Opernfilme bieten ein zwiespältiges Erlebnis. Der sichtbare Kraftaufwand der Tonerzeugung bei den Sängern, die Dramatik des in Nahaufnahme abgefilmten Wagner-Gesangs, erdrückt meist die Handlung des Stückes. Hans-Jürgen Syberberg hat in einer „Wagner Edition“ fünf seiner Filme zusammengefaßt. „Es gilt Richard Wagner nicht zu bedienen oder zu bekämpfen, sondern fortzusetzen mit anderen Mitteln“, verkündet er.
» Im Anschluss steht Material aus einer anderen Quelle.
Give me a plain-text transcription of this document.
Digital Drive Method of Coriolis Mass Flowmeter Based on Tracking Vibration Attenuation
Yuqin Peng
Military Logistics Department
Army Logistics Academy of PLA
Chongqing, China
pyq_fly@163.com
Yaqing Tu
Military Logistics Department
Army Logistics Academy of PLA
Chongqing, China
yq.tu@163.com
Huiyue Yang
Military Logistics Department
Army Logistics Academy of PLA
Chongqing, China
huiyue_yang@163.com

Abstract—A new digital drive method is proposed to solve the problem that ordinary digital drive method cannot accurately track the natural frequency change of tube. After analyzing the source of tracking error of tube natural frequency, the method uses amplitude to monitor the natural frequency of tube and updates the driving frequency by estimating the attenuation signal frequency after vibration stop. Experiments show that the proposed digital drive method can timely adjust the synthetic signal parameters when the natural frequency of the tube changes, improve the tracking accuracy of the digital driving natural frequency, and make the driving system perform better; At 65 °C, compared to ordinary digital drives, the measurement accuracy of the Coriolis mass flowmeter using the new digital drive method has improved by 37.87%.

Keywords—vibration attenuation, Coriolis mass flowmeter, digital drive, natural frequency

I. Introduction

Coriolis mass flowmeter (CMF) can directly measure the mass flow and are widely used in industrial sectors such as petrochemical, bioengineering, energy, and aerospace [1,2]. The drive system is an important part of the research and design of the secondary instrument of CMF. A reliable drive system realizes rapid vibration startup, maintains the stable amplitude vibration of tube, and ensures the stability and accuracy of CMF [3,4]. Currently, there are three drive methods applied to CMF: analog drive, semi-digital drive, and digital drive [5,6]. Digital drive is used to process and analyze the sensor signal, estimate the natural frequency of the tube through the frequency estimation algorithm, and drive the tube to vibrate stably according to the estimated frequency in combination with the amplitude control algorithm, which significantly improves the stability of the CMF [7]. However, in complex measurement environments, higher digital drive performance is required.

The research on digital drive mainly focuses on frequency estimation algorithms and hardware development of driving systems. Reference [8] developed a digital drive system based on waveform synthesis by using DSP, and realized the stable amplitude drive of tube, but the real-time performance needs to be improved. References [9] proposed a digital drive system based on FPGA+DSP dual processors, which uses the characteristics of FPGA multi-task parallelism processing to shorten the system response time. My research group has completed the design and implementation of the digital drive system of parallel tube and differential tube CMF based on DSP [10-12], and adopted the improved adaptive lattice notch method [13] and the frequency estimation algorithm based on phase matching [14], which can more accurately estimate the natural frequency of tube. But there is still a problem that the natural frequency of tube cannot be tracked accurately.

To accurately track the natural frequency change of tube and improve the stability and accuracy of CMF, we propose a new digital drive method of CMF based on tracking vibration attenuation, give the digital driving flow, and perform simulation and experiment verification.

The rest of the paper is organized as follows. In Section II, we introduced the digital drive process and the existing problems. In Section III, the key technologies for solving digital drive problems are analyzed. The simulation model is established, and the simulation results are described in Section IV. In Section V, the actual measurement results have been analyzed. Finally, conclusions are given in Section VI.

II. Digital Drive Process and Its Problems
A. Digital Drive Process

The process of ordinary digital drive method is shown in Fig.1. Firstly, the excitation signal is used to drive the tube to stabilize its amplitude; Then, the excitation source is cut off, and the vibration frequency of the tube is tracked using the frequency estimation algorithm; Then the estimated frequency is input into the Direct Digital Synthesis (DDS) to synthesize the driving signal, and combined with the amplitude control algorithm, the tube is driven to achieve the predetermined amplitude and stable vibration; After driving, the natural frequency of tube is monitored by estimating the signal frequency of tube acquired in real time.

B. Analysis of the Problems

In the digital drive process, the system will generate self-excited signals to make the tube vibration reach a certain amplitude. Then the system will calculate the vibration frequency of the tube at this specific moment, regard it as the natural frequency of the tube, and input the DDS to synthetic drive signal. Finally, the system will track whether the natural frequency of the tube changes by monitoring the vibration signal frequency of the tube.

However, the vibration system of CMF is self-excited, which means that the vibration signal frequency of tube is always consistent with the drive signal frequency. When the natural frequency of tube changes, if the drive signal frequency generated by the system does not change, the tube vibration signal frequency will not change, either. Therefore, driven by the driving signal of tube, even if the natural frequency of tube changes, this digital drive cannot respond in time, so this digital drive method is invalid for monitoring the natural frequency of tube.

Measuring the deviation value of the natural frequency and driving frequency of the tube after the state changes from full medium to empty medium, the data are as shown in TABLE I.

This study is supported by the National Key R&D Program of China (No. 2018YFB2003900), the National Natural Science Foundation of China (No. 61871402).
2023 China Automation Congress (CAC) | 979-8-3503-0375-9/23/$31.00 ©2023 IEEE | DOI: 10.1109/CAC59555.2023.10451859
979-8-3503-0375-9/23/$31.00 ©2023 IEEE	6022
Sein „Parsifal“ von 1982 ist kein solches Sänger-Theater. Er entstand als stumme Inszenierung zu einer musizierten und gesungenen Tonspur. Dadurch bleibt die ganze Sorgfalt der gestischen und mimischen Darstellung aufgespart. Edith Clever ist Kundry. Ihr faszinierend unhübsches Gesicht ist genau das, was diese Rolle braucht. Sie läßt das Dienen und das Höhnen an einer Person glaubhaft werden und ist eine tierhafte Magdalena im Haarkleid oder eine heilige Agnes. Dürre Arme wollen sich um Parsifal schlingen, als der sie wegen der Todesbotschaft im 1. Akt würgt.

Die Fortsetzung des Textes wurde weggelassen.